La liste des rois telle que rapportée par Manéthon,
la découverte au milieu du XIXe siècle des stèles du
Sérapéum et, cinquante ans plus tard, de centaines de
statues dans la Cour de la Cachette du temple
de Karnak, ont très tôt fourni aux spécialistes la matière
première dont ils avaient besoin pour établir l’arbre
généalogique des dynasties royales et de certains clans
qui se sont distingués pendant l’histoire de l’Égypte
ancienne. La présente contribution vise simplement à
présenter quelques considérations pratiques sur la généalogie
comme moyen d'investigation en égyptologie, en puisant
des exemples dans les sources royales et, dans une moindre
mesure, privées.
Force
est de constater que tout travail relatif à la généalogie
repose en grande partie sur la terminologie de parenté
qui, en Égypte ancienne, se réduit essentiellement à
qualifier les membres appartenant au noyau familial,
à savoir le père (it),
la mère (mwt), le
frère (sn), la soeur
(snt), le fils (sA),
la fille (sAt),
ainsi que l’épouse (Hmt)
et l’époux (TAy).
Les travaux de D. Franke, G. Robins et L. Troy, entre
autres, ont permis d’établir que cette terminologie
est également utilisée pour décrire la parenté éloignée
(les termes sont alors susceptibles d’être combinés)
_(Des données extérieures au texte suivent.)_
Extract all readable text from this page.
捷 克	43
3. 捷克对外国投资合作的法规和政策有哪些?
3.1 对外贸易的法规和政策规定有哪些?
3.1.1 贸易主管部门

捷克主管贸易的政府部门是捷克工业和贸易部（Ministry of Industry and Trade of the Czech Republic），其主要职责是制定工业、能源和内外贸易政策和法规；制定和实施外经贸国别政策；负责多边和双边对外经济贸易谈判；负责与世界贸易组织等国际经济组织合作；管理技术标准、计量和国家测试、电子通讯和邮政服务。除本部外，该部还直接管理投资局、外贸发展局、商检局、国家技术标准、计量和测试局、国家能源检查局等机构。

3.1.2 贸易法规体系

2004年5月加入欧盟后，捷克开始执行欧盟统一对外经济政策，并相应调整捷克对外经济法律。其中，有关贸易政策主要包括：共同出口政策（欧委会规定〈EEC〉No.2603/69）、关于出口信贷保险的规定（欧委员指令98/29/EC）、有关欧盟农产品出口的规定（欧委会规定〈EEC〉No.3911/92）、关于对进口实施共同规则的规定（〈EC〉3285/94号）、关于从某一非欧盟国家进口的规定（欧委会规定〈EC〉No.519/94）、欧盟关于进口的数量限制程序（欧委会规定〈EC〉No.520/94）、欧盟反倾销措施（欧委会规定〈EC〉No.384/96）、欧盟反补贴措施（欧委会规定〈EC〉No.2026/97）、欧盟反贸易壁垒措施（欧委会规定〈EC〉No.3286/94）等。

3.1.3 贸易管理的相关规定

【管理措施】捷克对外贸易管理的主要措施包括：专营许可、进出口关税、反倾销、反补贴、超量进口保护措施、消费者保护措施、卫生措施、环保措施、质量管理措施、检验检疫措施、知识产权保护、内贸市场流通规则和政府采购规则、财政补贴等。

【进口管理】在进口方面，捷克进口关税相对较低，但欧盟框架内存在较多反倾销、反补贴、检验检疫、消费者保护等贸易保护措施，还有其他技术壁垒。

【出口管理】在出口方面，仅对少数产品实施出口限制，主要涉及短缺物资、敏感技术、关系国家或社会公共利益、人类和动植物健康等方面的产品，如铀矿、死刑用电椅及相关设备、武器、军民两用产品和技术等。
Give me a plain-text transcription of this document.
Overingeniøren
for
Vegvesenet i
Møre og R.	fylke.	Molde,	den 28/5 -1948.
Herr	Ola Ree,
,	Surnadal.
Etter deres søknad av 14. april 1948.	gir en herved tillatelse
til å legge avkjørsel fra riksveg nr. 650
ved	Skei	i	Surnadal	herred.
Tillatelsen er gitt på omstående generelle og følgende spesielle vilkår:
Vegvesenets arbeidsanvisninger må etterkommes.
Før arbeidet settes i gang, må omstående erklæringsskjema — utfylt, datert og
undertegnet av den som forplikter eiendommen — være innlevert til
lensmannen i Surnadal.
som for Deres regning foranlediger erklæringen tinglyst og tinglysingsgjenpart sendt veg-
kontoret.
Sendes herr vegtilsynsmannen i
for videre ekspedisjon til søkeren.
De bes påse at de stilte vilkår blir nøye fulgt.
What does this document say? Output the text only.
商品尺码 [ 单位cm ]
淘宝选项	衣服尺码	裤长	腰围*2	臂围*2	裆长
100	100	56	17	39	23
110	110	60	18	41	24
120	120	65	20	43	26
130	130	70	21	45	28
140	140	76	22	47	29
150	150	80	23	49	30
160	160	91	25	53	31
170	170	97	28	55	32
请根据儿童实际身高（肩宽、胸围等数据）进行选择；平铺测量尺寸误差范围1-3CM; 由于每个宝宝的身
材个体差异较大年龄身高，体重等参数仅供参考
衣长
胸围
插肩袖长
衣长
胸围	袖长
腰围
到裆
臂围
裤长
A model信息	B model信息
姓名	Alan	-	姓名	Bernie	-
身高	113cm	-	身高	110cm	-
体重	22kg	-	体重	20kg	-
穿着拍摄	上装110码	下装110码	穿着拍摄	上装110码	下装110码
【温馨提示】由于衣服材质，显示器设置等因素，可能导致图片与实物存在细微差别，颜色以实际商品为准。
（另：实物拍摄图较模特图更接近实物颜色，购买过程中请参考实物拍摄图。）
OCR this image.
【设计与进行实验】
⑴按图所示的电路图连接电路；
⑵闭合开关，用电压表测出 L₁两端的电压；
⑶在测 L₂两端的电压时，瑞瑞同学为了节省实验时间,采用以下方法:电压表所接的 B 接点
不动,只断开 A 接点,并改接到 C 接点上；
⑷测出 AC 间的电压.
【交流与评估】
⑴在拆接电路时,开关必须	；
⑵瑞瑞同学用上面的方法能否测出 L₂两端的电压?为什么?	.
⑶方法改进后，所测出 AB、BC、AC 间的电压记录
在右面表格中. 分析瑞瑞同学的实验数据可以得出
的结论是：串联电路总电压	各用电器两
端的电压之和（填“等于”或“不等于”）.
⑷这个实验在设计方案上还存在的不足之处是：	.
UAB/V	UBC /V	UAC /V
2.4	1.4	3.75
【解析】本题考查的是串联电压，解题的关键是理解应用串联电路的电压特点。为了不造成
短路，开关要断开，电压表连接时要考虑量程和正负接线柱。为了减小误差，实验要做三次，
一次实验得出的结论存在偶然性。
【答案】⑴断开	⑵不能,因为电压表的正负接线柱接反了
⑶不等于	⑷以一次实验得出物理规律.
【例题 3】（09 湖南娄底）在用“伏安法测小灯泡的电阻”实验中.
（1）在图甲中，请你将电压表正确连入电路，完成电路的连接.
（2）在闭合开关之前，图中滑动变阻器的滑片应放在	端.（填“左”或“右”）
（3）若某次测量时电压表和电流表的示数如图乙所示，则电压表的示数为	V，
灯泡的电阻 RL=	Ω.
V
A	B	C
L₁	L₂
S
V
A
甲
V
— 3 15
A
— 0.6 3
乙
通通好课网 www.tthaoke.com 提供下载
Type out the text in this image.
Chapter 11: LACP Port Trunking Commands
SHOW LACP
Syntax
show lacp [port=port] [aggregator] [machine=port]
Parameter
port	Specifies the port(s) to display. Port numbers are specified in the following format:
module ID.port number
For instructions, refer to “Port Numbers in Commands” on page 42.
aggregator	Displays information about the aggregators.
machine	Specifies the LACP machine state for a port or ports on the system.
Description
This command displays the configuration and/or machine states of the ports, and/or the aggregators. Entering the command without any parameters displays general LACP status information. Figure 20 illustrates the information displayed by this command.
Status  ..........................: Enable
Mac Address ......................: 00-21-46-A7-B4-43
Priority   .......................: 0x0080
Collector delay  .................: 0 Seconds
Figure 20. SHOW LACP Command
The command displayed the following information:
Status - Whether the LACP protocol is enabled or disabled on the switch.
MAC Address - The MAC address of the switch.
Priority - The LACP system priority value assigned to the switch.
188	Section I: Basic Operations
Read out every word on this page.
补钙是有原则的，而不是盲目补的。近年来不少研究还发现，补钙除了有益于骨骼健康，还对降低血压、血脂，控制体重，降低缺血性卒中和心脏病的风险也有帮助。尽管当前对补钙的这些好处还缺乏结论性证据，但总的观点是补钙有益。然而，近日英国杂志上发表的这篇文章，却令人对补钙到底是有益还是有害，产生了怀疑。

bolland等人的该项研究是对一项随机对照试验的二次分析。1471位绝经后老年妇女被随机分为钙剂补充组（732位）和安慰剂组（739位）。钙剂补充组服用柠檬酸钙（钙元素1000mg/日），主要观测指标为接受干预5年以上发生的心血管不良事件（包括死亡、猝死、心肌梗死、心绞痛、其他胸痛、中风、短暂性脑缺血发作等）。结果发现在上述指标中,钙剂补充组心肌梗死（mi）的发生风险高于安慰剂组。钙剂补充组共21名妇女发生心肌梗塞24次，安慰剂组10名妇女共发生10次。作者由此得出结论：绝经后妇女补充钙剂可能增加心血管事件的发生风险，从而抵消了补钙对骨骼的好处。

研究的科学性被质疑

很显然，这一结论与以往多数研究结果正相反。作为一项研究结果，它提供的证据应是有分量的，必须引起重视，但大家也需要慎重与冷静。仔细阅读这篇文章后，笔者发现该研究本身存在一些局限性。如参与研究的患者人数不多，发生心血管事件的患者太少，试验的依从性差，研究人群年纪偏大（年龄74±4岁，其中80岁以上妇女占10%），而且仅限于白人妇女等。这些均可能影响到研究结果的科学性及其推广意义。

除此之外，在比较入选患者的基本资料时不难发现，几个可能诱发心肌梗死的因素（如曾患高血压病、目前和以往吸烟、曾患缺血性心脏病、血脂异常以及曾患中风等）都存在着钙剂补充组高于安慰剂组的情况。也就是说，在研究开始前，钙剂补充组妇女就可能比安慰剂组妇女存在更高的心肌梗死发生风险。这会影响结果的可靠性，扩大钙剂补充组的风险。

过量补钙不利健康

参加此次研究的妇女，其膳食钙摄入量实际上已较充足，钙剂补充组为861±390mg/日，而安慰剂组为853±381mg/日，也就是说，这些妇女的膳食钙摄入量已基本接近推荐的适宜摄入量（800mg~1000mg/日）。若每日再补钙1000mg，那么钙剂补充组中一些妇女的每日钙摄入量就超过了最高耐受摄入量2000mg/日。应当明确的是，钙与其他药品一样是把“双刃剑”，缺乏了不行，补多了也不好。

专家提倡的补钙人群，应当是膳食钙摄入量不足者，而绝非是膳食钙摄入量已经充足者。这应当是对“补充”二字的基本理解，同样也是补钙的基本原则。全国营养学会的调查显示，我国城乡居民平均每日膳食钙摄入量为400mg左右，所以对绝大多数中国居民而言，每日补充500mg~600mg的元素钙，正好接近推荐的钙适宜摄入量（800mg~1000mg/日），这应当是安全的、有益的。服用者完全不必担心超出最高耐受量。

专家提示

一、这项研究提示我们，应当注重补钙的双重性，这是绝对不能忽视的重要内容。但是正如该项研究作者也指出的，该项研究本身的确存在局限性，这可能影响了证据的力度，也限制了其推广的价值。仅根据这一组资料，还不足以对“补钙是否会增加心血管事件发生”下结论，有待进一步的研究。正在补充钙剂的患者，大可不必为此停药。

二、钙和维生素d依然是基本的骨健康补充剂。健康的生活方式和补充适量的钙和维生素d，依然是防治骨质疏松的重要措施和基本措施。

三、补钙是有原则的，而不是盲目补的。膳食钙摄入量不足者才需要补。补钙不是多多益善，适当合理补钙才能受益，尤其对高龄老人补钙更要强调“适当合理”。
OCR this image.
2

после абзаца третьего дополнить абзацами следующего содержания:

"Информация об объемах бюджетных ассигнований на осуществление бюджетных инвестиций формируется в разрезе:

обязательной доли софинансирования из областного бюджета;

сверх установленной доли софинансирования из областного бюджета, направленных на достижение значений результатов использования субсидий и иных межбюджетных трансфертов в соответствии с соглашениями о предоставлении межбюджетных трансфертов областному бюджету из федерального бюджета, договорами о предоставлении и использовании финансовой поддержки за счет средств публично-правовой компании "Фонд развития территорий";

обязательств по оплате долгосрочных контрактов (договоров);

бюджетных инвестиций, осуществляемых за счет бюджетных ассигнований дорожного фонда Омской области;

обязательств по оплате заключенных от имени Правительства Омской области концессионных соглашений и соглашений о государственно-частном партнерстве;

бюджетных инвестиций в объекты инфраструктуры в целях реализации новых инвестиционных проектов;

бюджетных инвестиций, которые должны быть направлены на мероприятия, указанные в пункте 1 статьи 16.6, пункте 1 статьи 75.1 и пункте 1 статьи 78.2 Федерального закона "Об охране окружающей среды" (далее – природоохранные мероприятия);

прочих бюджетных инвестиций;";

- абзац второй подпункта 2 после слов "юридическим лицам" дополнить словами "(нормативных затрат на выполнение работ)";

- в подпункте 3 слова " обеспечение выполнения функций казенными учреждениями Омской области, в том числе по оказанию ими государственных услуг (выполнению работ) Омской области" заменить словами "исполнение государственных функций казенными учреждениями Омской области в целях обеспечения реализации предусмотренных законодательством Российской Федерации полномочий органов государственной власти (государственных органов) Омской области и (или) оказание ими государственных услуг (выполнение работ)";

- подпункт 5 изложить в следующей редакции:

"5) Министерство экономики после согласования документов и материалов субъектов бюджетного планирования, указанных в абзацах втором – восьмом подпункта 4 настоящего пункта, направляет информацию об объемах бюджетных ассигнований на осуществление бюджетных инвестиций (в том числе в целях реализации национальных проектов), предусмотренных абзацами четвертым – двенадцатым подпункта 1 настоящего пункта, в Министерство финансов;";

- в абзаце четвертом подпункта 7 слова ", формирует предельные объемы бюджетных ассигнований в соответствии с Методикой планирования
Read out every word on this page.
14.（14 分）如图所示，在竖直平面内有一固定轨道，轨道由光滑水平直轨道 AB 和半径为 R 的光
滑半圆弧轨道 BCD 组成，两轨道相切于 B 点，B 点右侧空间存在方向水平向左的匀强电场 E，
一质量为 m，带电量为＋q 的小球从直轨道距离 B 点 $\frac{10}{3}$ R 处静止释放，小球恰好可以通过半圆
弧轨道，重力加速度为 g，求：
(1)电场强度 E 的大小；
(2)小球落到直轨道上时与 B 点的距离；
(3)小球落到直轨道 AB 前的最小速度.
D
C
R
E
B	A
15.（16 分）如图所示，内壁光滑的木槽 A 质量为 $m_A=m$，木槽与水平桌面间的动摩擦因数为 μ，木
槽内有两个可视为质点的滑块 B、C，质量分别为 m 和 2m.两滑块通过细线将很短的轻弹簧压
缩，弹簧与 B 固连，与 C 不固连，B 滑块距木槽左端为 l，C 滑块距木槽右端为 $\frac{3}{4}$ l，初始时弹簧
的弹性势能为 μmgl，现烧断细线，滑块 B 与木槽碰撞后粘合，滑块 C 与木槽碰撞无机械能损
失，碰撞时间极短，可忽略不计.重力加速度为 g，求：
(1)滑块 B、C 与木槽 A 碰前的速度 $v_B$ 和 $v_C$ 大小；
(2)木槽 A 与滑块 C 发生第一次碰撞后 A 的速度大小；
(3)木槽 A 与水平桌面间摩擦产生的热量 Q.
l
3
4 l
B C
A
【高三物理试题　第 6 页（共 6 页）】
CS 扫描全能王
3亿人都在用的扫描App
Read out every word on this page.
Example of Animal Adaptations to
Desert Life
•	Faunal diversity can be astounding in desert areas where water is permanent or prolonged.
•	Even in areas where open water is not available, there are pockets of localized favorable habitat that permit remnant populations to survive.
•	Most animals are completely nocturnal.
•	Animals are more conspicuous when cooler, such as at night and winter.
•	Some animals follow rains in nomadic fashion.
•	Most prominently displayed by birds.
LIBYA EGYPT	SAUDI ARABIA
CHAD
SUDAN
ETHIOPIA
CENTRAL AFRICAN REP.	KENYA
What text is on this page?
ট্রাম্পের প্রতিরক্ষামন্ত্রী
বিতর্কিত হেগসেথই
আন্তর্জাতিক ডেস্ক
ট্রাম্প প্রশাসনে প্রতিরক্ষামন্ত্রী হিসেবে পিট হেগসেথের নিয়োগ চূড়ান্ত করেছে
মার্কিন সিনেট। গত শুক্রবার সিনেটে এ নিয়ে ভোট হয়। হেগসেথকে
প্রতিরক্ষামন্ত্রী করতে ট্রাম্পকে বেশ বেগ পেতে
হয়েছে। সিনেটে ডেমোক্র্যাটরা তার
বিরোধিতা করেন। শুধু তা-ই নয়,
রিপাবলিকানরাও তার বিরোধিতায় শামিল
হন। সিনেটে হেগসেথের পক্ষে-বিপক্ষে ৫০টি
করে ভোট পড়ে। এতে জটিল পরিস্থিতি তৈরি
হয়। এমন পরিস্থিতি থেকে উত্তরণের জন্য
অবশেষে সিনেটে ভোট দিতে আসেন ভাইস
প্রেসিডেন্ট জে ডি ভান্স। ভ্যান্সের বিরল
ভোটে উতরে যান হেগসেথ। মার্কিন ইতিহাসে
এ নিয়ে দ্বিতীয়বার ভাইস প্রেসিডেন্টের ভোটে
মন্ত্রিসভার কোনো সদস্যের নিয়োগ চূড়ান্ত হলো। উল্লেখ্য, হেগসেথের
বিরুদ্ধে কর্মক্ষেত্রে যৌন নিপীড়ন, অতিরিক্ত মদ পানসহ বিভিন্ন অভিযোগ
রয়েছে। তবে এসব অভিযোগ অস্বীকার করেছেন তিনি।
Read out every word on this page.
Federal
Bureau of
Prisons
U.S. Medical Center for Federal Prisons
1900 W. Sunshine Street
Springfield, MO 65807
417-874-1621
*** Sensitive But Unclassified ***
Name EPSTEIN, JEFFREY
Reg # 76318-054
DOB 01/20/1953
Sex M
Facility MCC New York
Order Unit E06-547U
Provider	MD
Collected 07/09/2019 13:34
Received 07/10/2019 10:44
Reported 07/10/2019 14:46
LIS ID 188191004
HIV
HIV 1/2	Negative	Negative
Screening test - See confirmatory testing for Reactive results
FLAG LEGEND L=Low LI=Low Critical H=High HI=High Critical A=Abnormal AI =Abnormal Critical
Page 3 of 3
et peuvent même, dans certains cas, prendre une valeur
métaphorique ou figurée. À titre d’exemple, le mot it
désigne plus largement « le grand-père » et « l’ancêtre » ,
alors que métaphoriquement, il peut qualifier quelqu’un
qui incarne l’autorité comme le maître d’école ou le
supérieur hiérarchique, dans le cadre d’un métier.
Par
voie de conséquence, une des difficultés majeures dans
l’élaboration d’arbres généalogiques réside dans la
définition du champ sémantique auquel se rattache
un terme de parenté. Il est ainsi tentant de se servir
de la formule dédicatoire du type ir.n.f
m mnw.f n it.f « c'est pour son père qu'il a
construit son monument » comme indice de filiation réelle,
alors que le terme « père » dans le cas présent doit
être compris dans son sens large ou faire allusion à
une filiation divine.
Toujours
dans le domaine royal, les titres tels que « fils de
roi » ou « sœur de roi » s’avèrent tout aussi pernicieux
pour déterminer des liens familiaux réels, car ils répondent
dans une certaine mesure à des critères d’ordre politique
et religieux. Le titre « fils aîné du roi » , par
exemple, a une valeur institutionnelle et se rapporte
généralement au prince héritier destiné à succéder au
roi. Bien que cette fonction revienne de fait souvent
au plus âgé des fils du pharaon, il est difficile de
le prouver de façon systématique, surtout lorsque le
titre est conféré a posteriori. Notons aussi
plusieurs cas, répertoriés surtout à la Seconde Période
Intermédiaire, de « fils de roi » qui prétendent ouvertement
être issus de simples particuliers. Enfin, le fait que
le titre « frère de roi » n’est régulièrement attesté
qu’à partir de la XXVe dynastie met en évidence l’importance
des considérations politiques dans le mode d’attribution
des titres royaux de parenté.
Dans
un autre ordre d’idées, le phénomène de juxtaposition
des noms à l’intérieur d’un cartouche est parfois
employé comme marque de filiation pour certains rois
de la XIIIe dynastie. Dans ce cas, le nom dans un cartouche
qui figure en première place est considéré comme celui
du père du pharaon dont le nom à la naissance est alors
placé en seconde position. Malheureusement, d’autres
raisons, telle la volonté d’affirmer une double identité,
peuvent expliquer l’usage de la juxtaposition des noms.
L’uniformité
des noms propres en Égypte ancienne, choisis suivant
la mode du moment, constitue un autre obstacle non négligeable
à l’étude prosopographique d’une famille. Ainsi,
lorsque le même nom est attesté dans plusieurs documents,
à combien de personnes a-t-on affaire ? Cette tâche
est d’autant plus ardue, que le nom d’une personne semble
parfois associé à une fonction particulière. Ainsi,
au cours de la XVIIIe dynastie, un nombre difficile
à évaluer de grands prêtres de Memphis portèrent le
nom de Ptahmose, alors qu’à la XXIe dynastie, la fonction
de grand prêtre de Mout échoyait souvent à des hommes
qui s’appelaient Ankhefenmout.
À
l’inverse, il arrive aussi qu’une même personne change
de nom à quelques reprises au cours de sa vie, comme
ce fut le cas du fils aîné de Ramsès II qui prit successivement
les noms d’Amonherwenemef, puis d’Amonherkhepeschef,
et voire celui de Sethiherkhepeschef !
Comment,
compte tenu de ces difficultés, dresser avec un minimum
de crédibilité la généalogie d’une famille?
Certaines
constatations peuvent servir de base à une telle entreprise.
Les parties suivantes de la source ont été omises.